Caleb stepped through. The heavy door clicked shut behind him, sealing off the clatter of the dining room.
The corridor ended in a single steel door.
He pushed it open.
The lighting inside was dim, casting a red glow over the floor. The air conditioning hummed, freezing the small space. A frosted glass partition divided the room perfectly in half.
He sat down in the solitary leather chair positioned on his side of the glass.
A silhouette waited directly across from him.
The dark outline held perfectly still. The heavy frosting obscured any sharp details, but the proximity carried a suffocating weight. He was in her territory now.
The comms-chip behind his right ear remained silent.
A speaker mounted in the ceiling crackled to life.
"Are you threatening me, Caleb?" the voice asked. The smooth purr filled the physical room.
Caleb leaned forward, resting his forearms on his knees. He looked at the frosted glass.

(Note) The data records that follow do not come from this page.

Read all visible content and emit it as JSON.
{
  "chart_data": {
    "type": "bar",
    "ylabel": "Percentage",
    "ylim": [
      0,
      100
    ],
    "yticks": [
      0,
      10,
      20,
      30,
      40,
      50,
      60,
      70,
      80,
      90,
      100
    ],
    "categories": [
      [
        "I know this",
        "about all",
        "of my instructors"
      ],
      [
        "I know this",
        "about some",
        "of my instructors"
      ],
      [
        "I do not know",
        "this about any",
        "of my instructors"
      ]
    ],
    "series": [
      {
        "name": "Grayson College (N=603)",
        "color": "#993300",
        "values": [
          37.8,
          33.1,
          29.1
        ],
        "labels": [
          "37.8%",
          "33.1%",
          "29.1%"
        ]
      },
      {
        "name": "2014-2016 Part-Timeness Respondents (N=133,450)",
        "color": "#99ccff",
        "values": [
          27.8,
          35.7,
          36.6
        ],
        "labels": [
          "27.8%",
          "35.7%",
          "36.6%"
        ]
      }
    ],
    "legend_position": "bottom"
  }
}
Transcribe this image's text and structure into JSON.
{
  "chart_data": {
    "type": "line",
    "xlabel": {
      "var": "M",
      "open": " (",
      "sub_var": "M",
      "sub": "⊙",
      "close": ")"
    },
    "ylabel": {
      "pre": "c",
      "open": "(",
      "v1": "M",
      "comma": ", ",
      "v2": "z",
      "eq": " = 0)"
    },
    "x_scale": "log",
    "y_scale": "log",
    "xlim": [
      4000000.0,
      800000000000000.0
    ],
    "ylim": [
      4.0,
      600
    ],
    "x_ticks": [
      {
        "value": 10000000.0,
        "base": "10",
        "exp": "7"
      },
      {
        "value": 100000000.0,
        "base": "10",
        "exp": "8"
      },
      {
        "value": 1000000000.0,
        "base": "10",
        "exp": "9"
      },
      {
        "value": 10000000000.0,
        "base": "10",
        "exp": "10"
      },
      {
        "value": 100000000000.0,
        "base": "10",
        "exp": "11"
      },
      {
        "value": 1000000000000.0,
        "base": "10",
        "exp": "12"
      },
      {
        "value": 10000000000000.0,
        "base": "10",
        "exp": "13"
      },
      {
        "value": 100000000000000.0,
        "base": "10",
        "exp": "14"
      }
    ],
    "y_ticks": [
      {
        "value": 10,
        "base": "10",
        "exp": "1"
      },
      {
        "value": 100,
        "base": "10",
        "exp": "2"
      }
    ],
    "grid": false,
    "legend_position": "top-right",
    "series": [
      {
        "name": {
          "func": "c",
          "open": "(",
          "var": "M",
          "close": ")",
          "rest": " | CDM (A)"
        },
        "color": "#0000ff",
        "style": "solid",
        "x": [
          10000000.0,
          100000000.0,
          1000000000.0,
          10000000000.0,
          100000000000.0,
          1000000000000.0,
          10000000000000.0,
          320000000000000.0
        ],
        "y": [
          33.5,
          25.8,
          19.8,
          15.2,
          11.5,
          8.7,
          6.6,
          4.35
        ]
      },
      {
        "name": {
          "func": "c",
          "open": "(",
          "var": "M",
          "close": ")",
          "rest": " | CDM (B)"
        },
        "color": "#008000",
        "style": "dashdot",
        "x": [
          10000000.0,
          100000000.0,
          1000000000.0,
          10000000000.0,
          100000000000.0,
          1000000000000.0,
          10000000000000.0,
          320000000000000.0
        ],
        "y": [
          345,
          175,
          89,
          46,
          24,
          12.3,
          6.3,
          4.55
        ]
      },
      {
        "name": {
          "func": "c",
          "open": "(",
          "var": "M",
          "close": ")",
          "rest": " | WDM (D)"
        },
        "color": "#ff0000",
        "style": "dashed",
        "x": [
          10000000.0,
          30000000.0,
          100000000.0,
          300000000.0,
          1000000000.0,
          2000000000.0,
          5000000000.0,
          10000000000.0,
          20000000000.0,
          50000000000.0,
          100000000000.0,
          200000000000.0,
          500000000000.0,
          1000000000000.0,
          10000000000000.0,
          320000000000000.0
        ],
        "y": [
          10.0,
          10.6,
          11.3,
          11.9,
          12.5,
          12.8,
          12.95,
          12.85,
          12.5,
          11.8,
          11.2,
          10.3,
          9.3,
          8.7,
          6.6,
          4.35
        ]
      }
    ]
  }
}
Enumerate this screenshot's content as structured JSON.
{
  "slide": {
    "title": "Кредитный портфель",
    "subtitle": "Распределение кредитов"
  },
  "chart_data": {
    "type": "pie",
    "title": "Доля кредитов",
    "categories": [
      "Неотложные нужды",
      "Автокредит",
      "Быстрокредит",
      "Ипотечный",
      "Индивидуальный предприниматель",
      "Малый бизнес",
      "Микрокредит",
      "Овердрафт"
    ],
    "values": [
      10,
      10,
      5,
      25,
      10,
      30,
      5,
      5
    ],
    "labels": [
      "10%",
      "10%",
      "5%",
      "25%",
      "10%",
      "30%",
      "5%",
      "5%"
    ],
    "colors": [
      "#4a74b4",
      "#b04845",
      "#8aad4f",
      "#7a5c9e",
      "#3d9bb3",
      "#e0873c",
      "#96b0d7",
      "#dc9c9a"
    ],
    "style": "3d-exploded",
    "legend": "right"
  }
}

"I'm telling you what happens next," Caleb said. "You bought my feed. You want a show. I get it. But she's a First Division recruit. You embarrass her in public or hack the grid to mess with her, Captain Kade is going to notice."
The silhouette shifted slightly.
"Kade notices, the Military Police throw me in a signal-dead bunker," Caleb continued. "I lose my pay. My family loses our housing sector. And you lose your camera. If you want to watch me fight tomorrow, stop playing games with the people who can get me discharged."
The silhouette leaned closer to the glass.